Recently Orangeville council voted 4 to 3 in favour of maintaining the current police force vs. a proposal from the OPP to provide policing service to the Town of Orangeville.

Many citizens have expressed concern that the Town acted in error as huge savings were found with the OPP proposal.

Further clarification of the facts are necessary and are as follows.

1. If the OPP took over then all existing employees of the force would be terminated by the town. The current employees would be given the opportunity to reapply for their current positions but no guarantee for employment would be given.

2. The OPP proposal called for the reduction of a minimum of 17 staff positions. No analysis of how that number was arrived at was given.

3. The OPP would require upgrades to the existing physical premises which were estimated to cost $1.5 million dollars (paid for by the Town).

4. All calls would be rerouted to Orillia and then back to Orangeville. This could possibly delay response time.

5. The OPP proposal called for a “user pay system” which again could not be estimated financially.

6. Because the OPP is a Provincial force they would be required to respond to all “out of Orangeville” calls thus potentially reducing the service levels in Town.

7. With so many cost and service unknowns council acted in the best interests of its’ citizens.

Nick Garisto

Town of Orangeville Councillor

Readers Comments (1)

  1. James says:

    The myths, rhetoric and misinformation surrounding this process just keep swirling. In my humble opinion your version of the truth is well, not quite factual.

    1. Employees both uniform and civilian would have the option to apply to the OPP for positions that are available. If an employee was not taken on or chose not to apply, then they would be able to negotiate a severance dependant of course on the contract they had with Orangeville at the time.

    The OPP does not automatically take on all employees. Like most careers the applicant must meet certain requirements. For example if a former employee was on long term disability, wsib, under criminal investigation, suspended etc then they may not meet those requirements. If the tables were turned would the Town of Orangeville blindly hire unqualified applicants without doing their due diligence? I think not.

    2. If these questions were not answered then perhaps the right questions were not asked of the OPP. It would’ve been the responsibility of council to ensure they sought ALL relevant information, clarifications when the presentation was made and not raising it as an issue after the barn door was shut.

    3. Yes, and the point would be? The OPP have certain standards for their infrastructure. Obviously a take over would result in upgrades to the existing infrastructure. Phone lines, Computer lines, officer/employee safety modifications. Again please see response for question #2. Questions should’ve been asked then about the particulars of the upgrades and the reasons why.

    4. Seriously? It’s a phone call for goodness sake to a dispatch centre. Its instantaneous, it doesn’t take longer because its routed to Orillia. They aren’t using Carrier Pigeons. This would have ZERO impact on service. Another ridiculous myth that follows these costing proposals.

    5. Again, refer to my answer in question #2.

    6. The OPP must meet its contractual obligations, plain and simple.

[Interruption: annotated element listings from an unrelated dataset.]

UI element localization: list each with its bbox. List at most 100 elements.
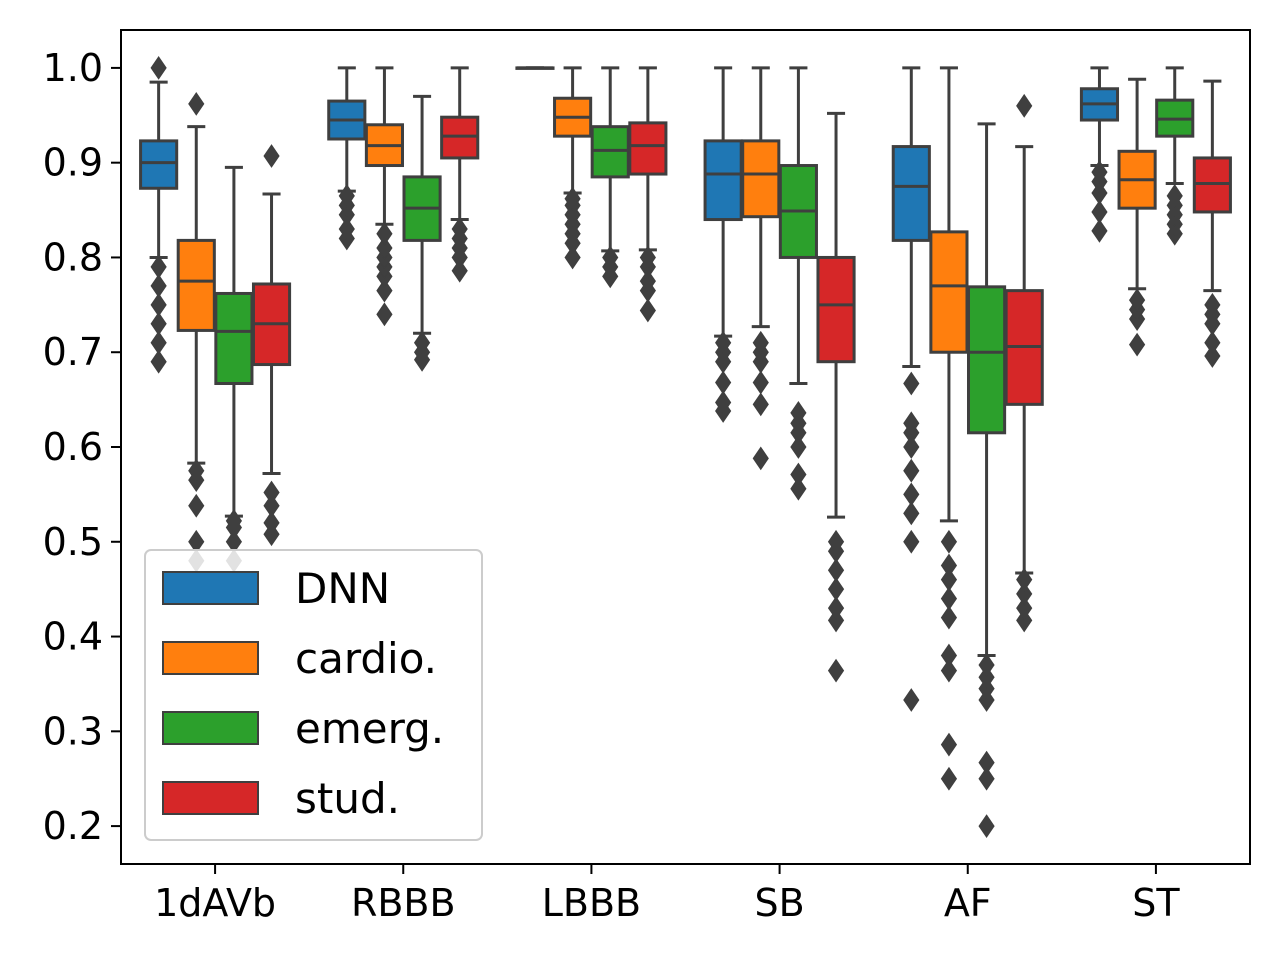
outlier-point bbox=[1128, 288, 1146, 312]
box-group bbox=[1155, 66, 1195, 246]
box-group bbox=[515, 66, 555, 70]
outlier-point bbox=[413, 330, 431, 355]
x-tick-label: ST bbox=[1132, 881, 1180, 925]
box-body bbox=[929, 230, 969, 354]
outlier-point bbox=[225, 509, 243, 533]
legend-label: DNN bbox=[295, 564, 390, 613]
outlier-point bbox=[639, 269, 656, 294]
outlier-point bbox=[940, 643, 958, 668]
y-tick-label: 0.3 bbox=[43, 709, 103, 753]
outlier-point bbox=[602, 245, 619, 270]
outlier-point bbox=[451, 258, 468, 283]
outlier-point bbox=[827, 529, 845, 554]
box-body bbox=[891, 145, 931, 242]
legend-swatch bbox=[162, 571, 259, 605]
outlier-point bbox=[1204, 292, 1221, 317]
outlier-point bbox=[978, 814, 995, 838]
outlier-point bbox=[827, 658, 845, 683]
y-tick-label: 0.4 bbox=[43, 615, 103, 659]
outlier-point bbox=[639, 298, 656, 323]
outlier-point bbox=[1166, 183, 1183, 208]
outlier-point bbox=[903, 435, 920, 459]
outlier-point bbox=[150, 273, 167, 298]
outlier-point bbox=[188, 458, 205, 483]
box-group bbox=[176, 92, 216, 573]
outlier-point bbox=[150, 349, 167, 374]
box-body bbox=[628, 121, 668, 176]
outlier-point bbox=[978, 750, 995, 775]
y-tick-label: 0.7 bbox=[43, 330, 103, 374]
y-tick-label: 0.6 bbox=[43, 425, 103, 469]
outlier-point bbox=[1128, 332, 1146, 357]
box-group bbox=[929, 66, 969, 791]
outlier-point bbox=[1091, 200, 1108, 224]
outlier-point bbox=[790, 400, 807, 425]
outlier-point bbox=[715, 370, 732, 395]
outlier-point bbox=[827, 558, 845, 583]
box-body bbox=[139, 139, 179, 190]
x-tick-label: SB bbox=[754, 881, 804, 925]
outlier-point bbox=[451, 217, 468, 241]
y-tick-label: 0.5 bbox=[43, 520, 103, 564]
outlier-point bbox=[790, 435, 807, 459]
outlier-point bbox=[903, 688, 920, 712]
box-group bbox=[778, 66, 818, 501]
y-tick-label: 0.8 bbox=[43, 235, 103, 279]
box-body bbox=[176, 238, 216, 332]
outlier-point bbox=[150, 292, 167, 317]
outlier-point bbox=[150, 56, 167, 80]
outlier-point bbox=[1016, 93, 1033, 118]
outlier-point bbox=[903, 411, 920, 436]
box-group bbox=[1004, 93, 1044, 633]
legend-label: cardio. bbox=[295, 634, 437, 683]
outlier-point bbox=[978, 653, 995, 677]
outlier-point bbox=[263, 493, 280, 518]
outlier-point bbox=[903, 501, 920, 526]
box-group bbox=[214, 165, 254, 573]
legend-swatch bbox=[162, 781, 259, 815]
outlier-point bbox=[978, 766, 995, 791]
outlier-point bbox=[827, 577, 845, 602]
box-group bbox=[139, 56, 179, 374]
outlier-point bbox=[940, 732, 958, 757]
x-tick-label: LBBB bbox=[542, 881, 641, 925]
outlier-point bbox=[903, 482, 920, 507]
outlier-point bbox=[564, 245, 581, 270]
outlier-point bbox=[752, 446, 769, 471]
box-group bbox=[590, 66, 630, 289]
plot-layer bbox=[139, 56, 1232, 838]
outlier-point bbox=[940, 766, 958, 791]
outlier-point bbox=[715, 330, 732, 355]
outlier-point bbox=[940, 658, 958, 683]
box-body bbox=[967, 285, 1007, 435]
outlier-point bbox=[752, 392, 769, 417]
outlier-point bbox=[1016, 567, 1033, 592]
x-tick-label: AF bbox=[944, 881, 992, 925]
box-group bbox=[327, 66, 367, 251]
outlier-point bbox=[940, 586, 958, 611]
outlier-point bbox=[827, 596, 845, 621]
outlier-point bbox=[940, 567, 958, 592]
box-group bbox=[816, 111, 856, 683]
box-group bbox=[967, 122, 1007, 838]
outlier-point bbox=[903, 371, 920, 396]
outlier-point bbox=[150, 330, 167, 355]
outlier-point bbox=[564, 186, 581, 211]
outlier-point bbox=[940, 529, 958, 554]
outlier-point bbox=[752, 370, 769, 395]
legend-label: emerg. bbox=[295, 704, 444, 753]
outlier-point bbox=[150, 311, 167, 336]
outlier-point bbox=[752, 330, 769, 355]
outlier-point bbox=[1204, 344, 1221, 368]
box-body bbox=[816, 255, 856, 364]
y-tick-label: 0.9 bbox=[43, 141, 103, 185]
outlier-point bbox=[1204, 330, 1221, 355]
legend-swatch bbox=[162, 641, 259, 675]
box-body bbox=[741, 139, 781, 219]
outlier-point bbox=[715, 390, 732, 415]
outlier-point bbox=[790, 462, 807, 487]
box-body bbox=[703, 139, 743, 222]
outlier-point bbox=[188, 92, 205, 116]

If in fact there is a “major event” that causes a mass mobilization of members, the contractual obligations are still met via overtime, the cancellation of leaves or bringing in additional members from neighboring detachments…at no additional costs to the municipality. Sorry but in 35 years I can’t recall this ever happening to this extent. In the case of an event happening just outside of Orangeville where backup was required by members patrolling the rural areas, then yes momentary backup would be provided in an emergency. Just as Orangeville PS does now for the OPP and as the OPP does when Orangeville PS asks for backup. Bottom line…No difference Nick.

    7. Again if due diligence was properly carried out with clarification sought and questions asked {at the time} then there shouldn’t be any “questions or concerns” brought up after the fact.

    Don’t forget the Town of Orangeville asked for this costing from the OPP the OPP didn’t come knocking on Orangeville’s door looking for business. It was up to the the Town to set the parameters for the Costing Proposal, not the OPP. If there were questions or concerns then it was up to council to seek clarification so that they could make an informed comparison and subsequent decision. If that wasn’t done that’s councils fault, not the OPP and it would’ve been a disservice to the process.